Antes de partir de la vida, con pleno conocimiento y lúcido, me urge cumplir con un último deber: agradecer profundamente a este maravilloso país, Brasil, que me ofreció a mí y a mi mujer una estancia tan buena y hospitalaria. Cada día aprendí a amar más este país, y en ninguna parte me hubiera dado más gusto volver a construir mi vida desde el principio, después de que el mundo de mi propia lengua ha desaparecido y Europa, mi patria espiritual, se destruye a sí misma.

Pero después de los sesenta se requieren fuerzas especiales para empezar de nuevo. Y las mías están agotadas después de tantos años de andar sin rumbo. De esta manera, considero lo mejor concluir a tiempo y con integridad una vida cuya mayor alegría fue el trabajo espiritual y cuyo más preciado bien en esta tierra fue la libertad personal.

Saludo a mis amigos. Ojalá puedan ver el amanecer después de esa larga noche. Yo, demasiado impaciente, me les adelanto.

***

Al terminar de escribir esta última declaración de Zweig, seguí ensimismado releyendo algunas páginas del libro de Müller de donde había extraído esa cita. Al tomar conciencia del presente que yo vivía, pensé la frustración que sentiría Stefan si supiese que el amanecer del que nos hablaba aún no había llegado.
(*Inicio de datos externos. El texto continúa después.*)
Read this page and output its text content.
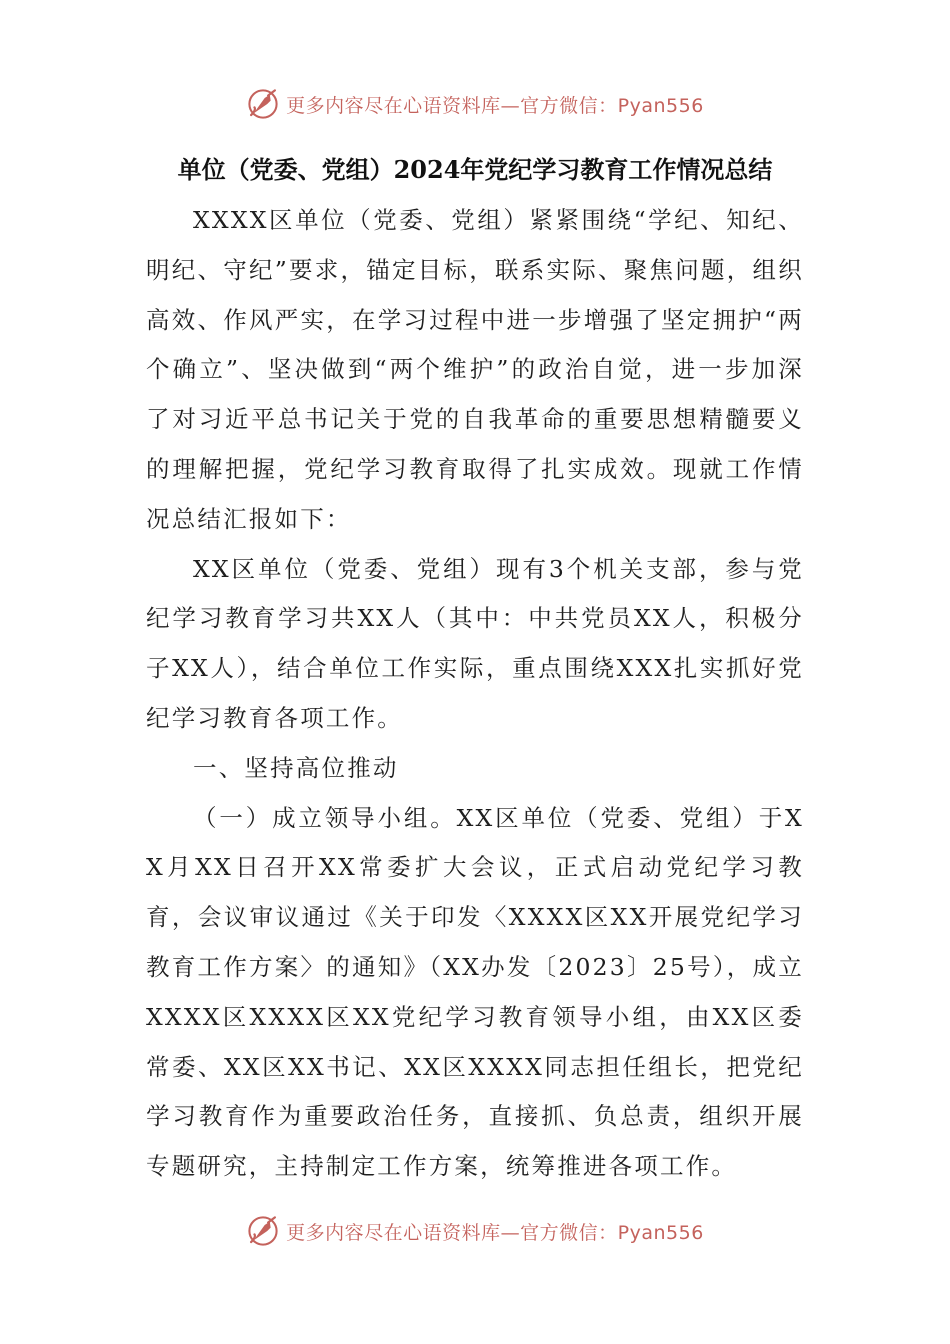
更多内容尽在心语资料库—官方微信：Pyan556
单位（党委、党组）2024年党纪学习教育工作情况总结

XXXX区单位（党委、党组）紧紧围绕“学纪、知纪、明纪、守纪”要求，锚定目标，联系实际、聚焦问题，组织高效、作风严实，在学习过程中进一步增强了坚定拥护“两个确立”、坚决做到“两个维护”的政治自觉，进一步加深了对习近平总书记关于党的自我革命的重要思想精髓要义的理解把握，党纪学习教育取得了扎实成效。现就工作情况总结汇报如下：

XX区单位（党委、党组）现有3个机关支部，参与党纪学习教育学习共XX人（其中：中共党员XX人，积极分子XX人），结合单位工作实际，重点围绕XXX扎实抓好党纪学习教育各项工作。

一、坚持高位推动

（一）成立领导小组。XX区单位（党委、党组）于XX月XX日召开XX常委扩大会议，正式启动党纪学习教育，会议审议通过《关于印发〈XXXX区XX开展党纪学习教育工作方案〉的通知》（XX办发〔2023〕25号），成立XXXX区XXXX区XX党纪学习教育领导小组，由XX区委常委、XX区XX书记、XX区XXXX同志担任组长，把党纪学习教育作为重要政治任务，直接抓、负总责，组织开展专题研究，主持制定工作方案，统筹推进各项工作。

更多内容尽在心语资料库—官方微信：Pyan556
Aunque habíamos quedado en no vernos en una semana para evitar posibles seguimientos de seguridad interior, no pudimos aguantar y al cuarto día decidimos cambiar de táctica y volvimos a estar juntos. Fue como la primera vez: estuvimos abrazados mucho tiempo. No nos importaba comer ni beber, sino amarnos con pasión y concretar el plan de huida del infierno que nos rodeaba. Acordamos que ella, con la documentación falsa, tomaría el transporte para Sudamérica el viernes y yo lo haría dos días más tarde para evitar cualquier vinculación entre nosotros; nos reencontraríamos después en Brasil, la misma tierra que había albergado a Stefan.

Por fin llegó el día y una vez que me aseguré de que ella pudo embarcarse sin dificultad y abandonar Europa, respiré con tranquilidad. Para mí, ese fue un día de felicidad solo contaminado por la ansiedad que sentía esperando ese domingo en el que yo emprendería el mismo camino para reunirme definitivamente con Sara y poder disfrutar de nuestra felicidad en libertad. Pero ese domingo no llegó: alguien delató mis planes y fui detenido horas antes de embarcarme. Me torturaron, me humillaron y me vejaron: mi única resistencia fue el silencio; solo me derrumbé cuando me aseguraron que había sido Sara quien me denunció. Soy consciente, como ocurre muchas veces en la vida, de que jamás sabré la verdad.

Ahora con una certeza exenta de dudas sé que no pertenezco a este mundo. En las largas horas que paso en mi celda, recuerdo con agrado mi infancia y mi juventud, cuando amaba la paz, la literatura, la música, y soñaba con un hombre nuevo, racional y solidario. Pero también me invade la tristeza cuando tomo conciencia de la persona en que más tarde me convertí al servicio del estado totalitario. Al pasar los meses llegué a la conclusión que ya no merecía la pena vivir: mi mundo también había muerto. Intenté suicidarme, pero fracasé. Ahora estoy preso en un área de aislamiento e intento escribir esta historia que dudo que pueda llegar a algún lector, pero lo hago para sentir que sigo vivo en este nuevo periodo histórico oscuro, retrógrado e insensato que me ha tocado vivir.

A veces también acudo a otro mecanismo de defensa para mí muy eficaz: intento recordar de memoria algunas obras de mi autor admirado Stefan Zweig, sobre todo su autobiografía, El mundo de ayer. Al adentrarme en ella, me identifico profundamente con este hombre singular y sufro al reconocer la estupidez humana y constatar la incapacidad de las personas para aprender de los errores pasados que solo conducen a repetir los ciclos de sufrimientos una y otra vez. Solo aspiro a tener otra oportunidad para seguir los pasos de Stefan; espero que sea pronto.